2. Angles in degrees are entered to define and modify orientations the robot is to assume at named locations, and to describe angular positions of robot joints. Angle values can be positive or negative, with their magnitudes limited by 1800 or 3600 depending on the usage. Within the range, angle values can be specified in increments of 0.01°. Values cannot be represented internally, however they are stored as
nearest representable value.

==The VAL system==
The function of VAL is to regulate and control a robot system by following user commands or instructions. In addition to being a compact stand-alone system, VAL has been designed to be highly interactive to minimize programing time, and to provide as many programming aids as possible.

===External communication===
The standard VAL system uses an operator's console terminal and manual control box to input commands and data from the user. The operator console serves as the primary communication device and can be either a direct play terminal or a printing terminal.

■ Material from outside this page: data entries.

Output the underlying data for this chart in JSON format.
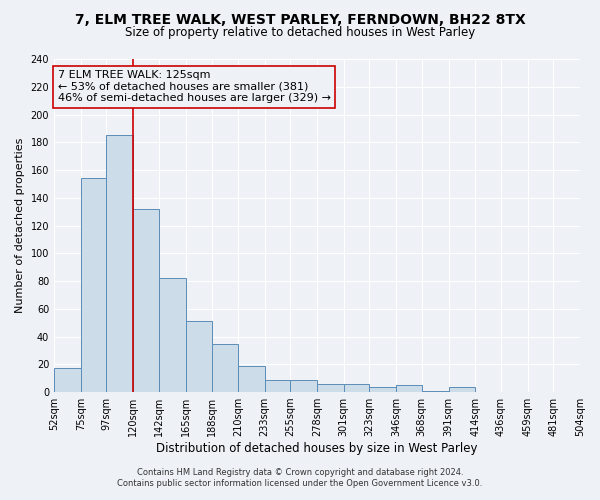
{
  "title": "7, ELM TREE WALK, WEST PARLEY, FERNDOWN, BH22 8TX",
  "subtitle": "Size of property relative to detached houses in West Parley",
  "xlabel": "Distribution of detached houses by size in West Parley",
  "ylabel": "Number of detached properties",
  "bar_edges": [
    52,
    75,
    97,
    120,
    142,
    165,
    188,
    210,
    233,
    255,
    278,
    301,
    323,
    346,
    368,
    391,
    414,
    436,
    459,
    481,
    504
  ],
  "bar_heights": [
    17,
    154,
    185,
    132,
    82,
    51,
    35,
    19,
    9,
    9,
    6,
    6,
    4,
    5,
    1,
    4,
    0,
    0,
    0,
    0
  ],
  "bar_color": "#ccdce8",
  "bar_edgecolor": "#5b8db8",
  "vline_x": 120,
  "vline_color": "#cc0000",
  "ylim": [
    0,
    240
  ],
  "yticks": [
    0,
    20,
    40,
    60,
    80,
    100,
    120,
    140,
    160,
    180,
    200,
    220,
    240
  ],
  "annotation_title": "7 ELM TREE WALK: 125sqm",
  "annotation_line1": "← 53% of detached houses are smaller (381)",
  "annotation_line2": "46% of semi-detached houses are larger (329) →",
  "annotation_box_edgecolor": "#cc0000",
  "footnote_line1": "Contains HM Land Registry data © Crown copyright and database right 2024.",
  "footnote_line2": "Contains public sector information licensed under the Open Government Licence v3.0.",
  "bg_color": "#eef2f7",
  "grid_color": "#ffffff",
  "title_fontsize": 10,
  "subtitle_fontsize": 8.5,
  "xlabel_fontsize": 8.5,
  "ylabel_fontsize": 8,
  "tick_fontsize": 7,
  "annot_fontsize": 8,
  "footnote_fontsize": 6
}
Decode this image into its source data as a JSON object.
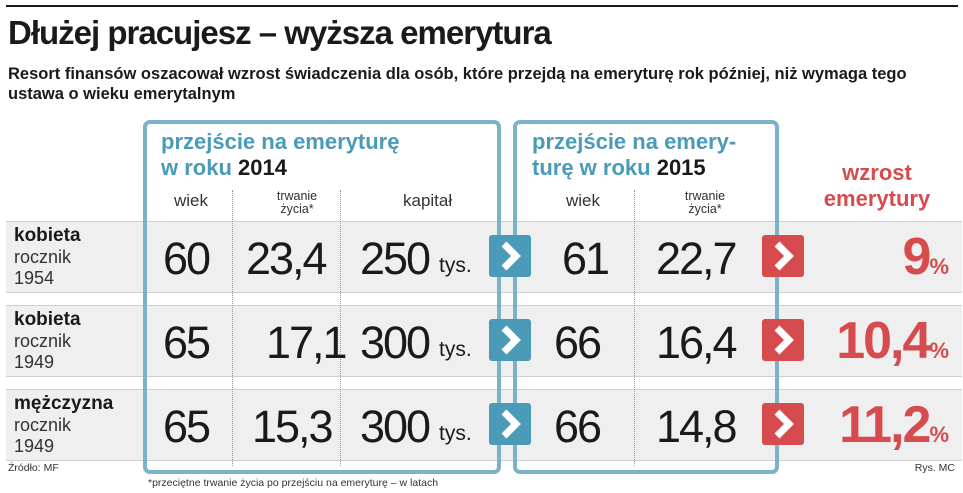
{
  "title": "Dłużej pracujesz – wyższa emerytura",
  "subtitle": "Resort finansów oszacował wzrost świadczenia dla osób, które przejdą na emeryturę rok później, niż wymaga tego ustawa o wieku emerytalnym",
  "box2014": {
    "head_line1": "przejście na emeryturę",
    "head_line2": "w roku",
    "year": "2014"
  },
  "box2015": {
    "head_line1": "przejście na emery-",
    "head_line2": "turę w roku",
    "year": "2015"
  },
  "columns": {
    "age": "wiek",
    "life_line1": "trwanie",
    "life_line2": "życia*",
    "capital": "kapitał",
    "age2": "wiek",
    "life2_line1": "trwanie",
    "life2_line2": "życia*"
  },
  "rise_header": {
    "line1": "wzrost",
    "line2": "emerytury"
  },
  "rows": [
    {
      "label": "kobieta",
      "sub1": "rocznik",
      "sub2": "1954",
      "age": "60",
      "life": "23,4",
      "capital": "250",
      "capital_unit": "tys.",
      "age_new": "61",
      "life_new": "22,7",
      "rise": "9",
      "rise_unit": "%"
    },
    {
      "label": "kobieta",
      "sub1": "rocznik",
      "sub2": "1949",
      "age": "65",
      "life": "17,1",
      "capital": "300",
      "capital_unit": "tys.",
      "age_new": "66",
      "life_new": "16,4",
      "rise": "10,4",
      "rise_unit": "%"
    },
    {
      "label": "mężczyzna",
      "sub1": "rocznik",
      "sub2": "1949",
      "age": "65",
      "life": "15,3",
      "capital": "300",
      "capital_unit": "tys.",
      "age_new": "66",
      "life_new": "14,8",
      "rise": "11,2",
      "rise_unit": "%"
    }
  ],
  "footer": {
    "source": "Źródło: MF",
    "note": "*przeciętne trwanie życia po przejściu na emeryturę – w latach",
    "credit": "Rys. MC"
  },
  "colors": {
    "accent_blue": "#4a9ab8",
    "box_border": "#7cb2c7",
    "accent_red": "#d54b4e"
  },
  "icons": {
    "transition_arrow": "chevron-right-icon"
  }
}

Interaction with other devices in an automated cell is typically handled by monitoring input channels and switching outputs. By this means the robot can control a modest cell without the need for other programmable devices.

===VAL Operating System===
The controller has two levels or operation:
- the top level is called the VAL operating system, or monitor, because it administers operations of the system, including interaction with the user;
- the second level is used for diagnostic work on the controller hardware. The system monitor is a computer program stored VAL programmable read-only memory (PROM) in the Computer/Controller.
PROM memory retains its contents finitely, and thus VAL is immediately available when the controller is switched on. The monitor is responsible for control of the robot, and its commands come from the manual control unit, the system terminal, or from programs. To increase its versatility and flexibility, the VAL monitor can perform of its commands even while a user program is being executed. Commands that can be processed in this way include those for controlling the status of the system, defining robot locations, storing and retrieving information on the floppy disk, and creating and editing robot control programs.